When Andy Hale was a restaurant sommelier studying for rigorous exams to achieve higher certifications, he and a buddy doing the same honed their skills by staging blind tastings after work. “We would pop the cork on a couple of bottles and challenge each other to figure out what they were,” he says. “If we got it right, we’d drink the rest of the bottle to celebrate. If we got it wrong, we’d drink the rest of the bottle to drown our shame. It was fun either way.”
Hale, now the director of the Asheville School of Wine at Metro Wines, thought people interested in wine would enjoy what he calls an “educational drinking game,” so he founded the Blind Tasting League. Before COVID-19, as many as 30 people gathered monthly in the classroom at Metro Wines to sniff, eyeball and taste their way through two unknown whites and two reds to deduce climate, grape variety or blend and whether they were Old World or New World, then reach conclusions and make a guess.
On Wednesday, Aug. 19, at 5:30 p.m., Hale takes the BTL where no tasting has gone before, making his Facebook Live debut with a guided event where participants can play aspiring sommelier in the privacy of their own homes. Two wines — one red, one white — will be available for tasters to buy in advance at Metro Wines, wrapped in bags, no peeking. Accompanying printed materials can be downloaded from the BTL blog (avl.mx/7×5), site of an amusing introductory video by Hale. “We try hard to be anti-wine-snob,” he says reassuringly.

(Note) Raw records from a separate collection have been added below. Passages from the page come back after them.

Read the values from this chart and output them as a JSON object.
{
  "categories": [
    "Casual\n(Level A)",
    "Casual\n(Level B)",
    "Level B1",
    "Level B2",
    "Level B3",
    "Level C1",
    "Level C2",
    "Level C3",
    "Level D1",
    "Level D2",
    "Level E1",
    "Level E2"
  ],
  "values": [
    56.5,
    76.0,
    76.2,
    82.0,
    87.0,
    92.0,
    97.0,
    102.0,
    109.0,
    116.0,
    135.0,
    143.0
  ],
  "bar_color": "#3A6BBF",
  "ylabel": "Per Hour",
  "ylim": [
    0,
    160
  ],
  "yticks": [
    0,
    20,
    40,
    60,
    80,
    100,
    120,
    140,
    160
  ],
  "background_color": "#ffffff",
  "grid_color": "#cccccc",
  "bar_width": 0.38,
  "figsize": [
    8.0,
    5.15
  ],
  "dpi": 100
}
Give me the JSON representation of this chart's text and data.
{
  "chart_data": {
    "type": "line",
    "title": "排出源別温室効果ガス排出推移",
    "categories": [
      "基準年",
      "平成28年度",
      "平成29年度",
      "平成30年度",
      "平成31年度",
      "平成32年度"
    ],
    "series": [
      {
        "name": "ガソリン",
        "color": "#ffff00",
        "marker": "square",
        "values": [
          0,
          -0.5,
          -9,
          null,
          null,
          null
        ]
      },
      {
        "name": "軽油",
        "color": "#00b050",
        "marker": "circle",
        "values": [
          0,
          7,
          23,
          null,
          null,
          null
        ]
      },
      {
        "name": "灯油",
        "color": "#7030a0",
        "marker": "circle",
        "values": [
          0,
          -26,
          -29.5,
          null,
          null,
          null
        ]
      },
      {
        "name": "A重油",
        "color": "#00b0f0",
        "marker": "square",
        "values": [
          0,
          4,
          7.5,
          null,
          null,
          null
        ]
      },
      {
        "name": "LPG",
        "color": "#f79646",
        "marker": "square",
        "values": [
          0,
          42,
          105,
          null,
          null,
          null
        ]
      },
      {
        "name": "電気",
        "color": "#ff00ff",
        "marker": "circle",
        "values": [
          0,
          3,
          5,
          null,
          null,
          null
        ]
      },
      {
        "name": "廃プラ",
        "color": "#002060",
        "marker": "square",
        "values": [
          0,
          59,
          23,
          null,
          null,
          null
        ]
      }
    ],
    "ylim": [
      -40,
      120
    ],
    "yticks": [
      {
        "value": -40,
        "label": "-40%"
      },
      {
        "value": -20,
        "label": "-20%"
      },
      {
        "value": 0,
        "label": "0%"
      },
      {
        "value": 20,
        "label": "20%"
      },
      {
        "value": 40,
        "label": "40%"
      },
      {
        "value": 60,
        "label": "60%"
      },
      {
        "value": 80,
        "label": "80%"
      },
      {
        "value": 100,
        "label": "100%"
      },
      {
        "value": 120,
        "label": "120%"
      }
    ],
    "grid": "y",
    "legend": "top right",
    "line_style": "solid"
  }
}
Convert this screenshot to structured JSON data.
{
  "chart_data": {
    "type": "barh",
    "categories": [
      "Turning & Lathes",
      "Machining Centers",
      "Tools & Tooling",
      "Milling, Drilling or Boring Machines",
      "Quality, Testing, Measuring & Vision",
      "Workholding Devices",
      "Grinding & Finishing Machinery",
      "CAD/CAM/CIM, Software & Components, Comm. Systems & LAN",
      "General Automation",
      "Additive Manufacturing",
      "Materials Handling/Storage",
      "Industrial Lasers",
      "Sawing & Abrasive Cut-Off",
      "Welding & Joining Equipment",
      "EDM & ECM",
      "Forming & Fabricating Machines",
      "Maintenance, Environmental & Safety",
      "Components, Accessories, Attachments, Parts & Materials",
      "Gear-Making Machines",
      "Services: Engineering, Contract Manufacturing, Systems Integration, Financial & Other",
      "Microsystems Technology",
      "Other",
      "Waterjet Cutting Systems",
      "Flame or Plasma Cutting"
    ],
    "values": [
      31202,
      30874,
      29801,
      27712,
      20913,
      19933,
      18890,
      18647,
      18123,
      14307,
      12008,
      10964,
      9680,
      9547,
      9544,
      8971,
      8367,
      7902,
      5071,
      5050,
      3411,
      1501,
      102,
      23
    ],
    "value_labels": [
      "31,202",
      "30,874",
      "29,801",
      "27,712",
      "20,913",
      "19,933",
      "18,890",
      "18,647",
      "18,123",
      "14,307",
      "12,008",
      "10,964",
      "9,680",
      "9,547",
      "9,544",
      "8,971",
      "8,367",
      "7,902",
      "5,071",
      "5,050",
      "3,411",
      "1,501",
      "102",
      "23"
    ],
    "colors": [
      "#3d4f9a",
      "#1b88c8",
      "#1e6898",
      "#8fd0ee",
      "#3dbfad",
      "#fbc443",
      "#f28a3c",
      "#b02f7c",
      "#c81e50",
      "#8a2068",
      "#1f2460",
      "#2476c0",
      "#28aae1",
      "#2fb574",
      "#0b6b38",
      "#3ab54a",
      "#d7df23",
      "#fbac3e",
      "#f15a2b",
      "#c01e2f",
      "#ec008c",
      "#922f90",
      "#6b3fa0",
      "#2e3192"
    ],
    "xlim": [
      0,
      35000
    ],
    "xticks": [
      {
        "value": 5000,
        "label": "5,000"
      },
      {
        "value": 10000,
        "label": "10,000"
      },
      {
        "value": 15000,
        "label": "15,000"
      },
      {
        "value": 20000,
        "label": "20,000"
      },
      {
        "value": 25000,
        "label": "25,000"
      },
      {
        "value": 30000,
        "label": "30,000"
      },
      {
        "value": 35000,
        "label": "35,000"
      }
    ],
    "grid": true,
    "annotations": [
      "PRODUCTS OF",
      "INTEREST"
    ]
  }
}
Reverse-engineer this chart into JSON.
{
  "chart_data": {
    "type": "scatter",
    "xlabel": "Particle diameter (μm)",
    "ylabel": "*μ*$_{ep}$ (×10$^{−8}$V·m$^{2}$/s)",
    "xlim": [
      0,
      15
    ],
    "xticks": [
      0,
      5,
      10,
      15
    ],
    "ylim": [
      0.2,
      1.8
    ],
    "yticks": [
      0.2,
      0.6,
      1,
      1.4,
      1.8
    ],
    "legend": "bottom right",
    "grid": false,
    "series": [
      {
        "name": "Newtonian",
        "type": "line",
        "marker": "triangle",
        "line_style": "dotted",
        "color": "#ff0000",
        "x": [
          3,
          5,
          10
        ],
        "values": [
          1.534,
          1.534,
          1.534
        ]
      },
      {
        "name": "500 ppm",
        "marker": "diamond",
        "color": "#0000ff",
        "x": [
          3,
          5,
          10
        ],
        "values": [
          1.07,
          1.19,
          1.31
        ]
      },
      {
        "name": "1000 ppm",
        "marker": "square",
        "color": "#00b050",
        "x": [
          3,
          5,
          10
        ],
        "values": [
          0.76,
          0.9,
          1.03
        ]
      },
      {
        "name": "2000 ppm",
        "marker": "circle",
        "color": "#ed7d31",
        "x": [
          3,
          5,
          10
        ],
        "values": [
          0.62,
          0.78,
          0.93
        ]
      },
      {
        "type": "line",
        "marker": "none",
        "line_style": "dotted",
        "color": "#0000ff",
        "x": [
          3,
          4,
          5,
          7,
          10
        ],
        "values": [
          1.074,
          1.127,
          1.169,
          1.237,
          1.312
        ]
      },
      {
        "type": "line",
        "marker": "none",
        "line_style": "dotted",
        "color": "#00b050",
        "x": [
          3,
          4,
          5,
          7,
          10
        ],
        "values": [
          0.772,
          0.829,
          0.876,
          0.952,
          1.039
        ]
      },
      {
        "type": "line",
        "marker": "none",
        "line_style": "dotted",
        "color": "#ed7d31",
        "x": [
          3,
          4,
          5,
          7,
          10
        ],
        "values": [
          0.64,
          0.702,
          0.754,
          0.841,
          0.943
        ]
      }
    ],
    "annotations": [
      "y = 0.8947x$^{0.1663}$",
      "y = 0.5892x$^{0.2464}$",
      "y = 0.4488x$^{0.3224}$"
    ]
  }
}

The free virtual tastings (the wines cost about $20 each) require no RSVP and will be held the third Wednesday of each month.
Grab a glass
No guessing games are involved with Sierra Nevada’s free virtual beer tastings presented every Friday at 5 p.m. via Zoom. “We miss seeing people, and this is a way to keep that connection going,” says Amy Ebling, tour supervisor at the brewery’s Mills River location, which remains fully closed to the public.
Reservations are required (avl.mx/7×6) in order to receive the link to join in; participants will also be told which beers will be tasted and discussed so they can purchase and chill the selections in advance of the 45-minute primer. Ebling or tour coordinator Ashly White will welcome Zoomers, then introduce certified tour guide Mason Ward, who will weave stories from Sierra Nevada’s 40-year history throughout the tastings along with details about four or five styles of beer. Ebling recommends having a glass on hand. “So much of what we perceive as taste is also smell, so when you pour it in a glass, you’ll get more sensory components.”
Local beer, wine, cider and cheese are explored in the virtual paired tastings that have replaced the live events conducted by Katie Moore, executive director of the WNC Cheese Trail, which hosts the annual Carolina Mountain Cheese Fest. “The tastings and pairings were one of the main ways we kept the trail and our member businesses alive in people’s minds through the year,” she says. “We wanted to figure out a way to do that when we can’t gather in person.”
Tickets to Moore’s online pairings include a kit for two that must be picked up in advance of the hour-long event. The first on June 15 was a wine-and-cheese collaboration with plēb urban winery; on Aug. 13, the second explored beer and cheese was with Blue Ghost Brewing. The third, which takes place Thursday, Aug. 27, with TreeRock Social Cider House, will feature two ciders, one mead, three local cheeses, crackers, olives and nuts for $35 (avl.mx/7×7).
“The beverage makers talk about their product, and I talk about the cheeses,” Moore explains. “We do a little Q&A at the end and record them for people who buy tickets but can’t make the set time. It’s been fun and successful, so we plan to keep doing them.”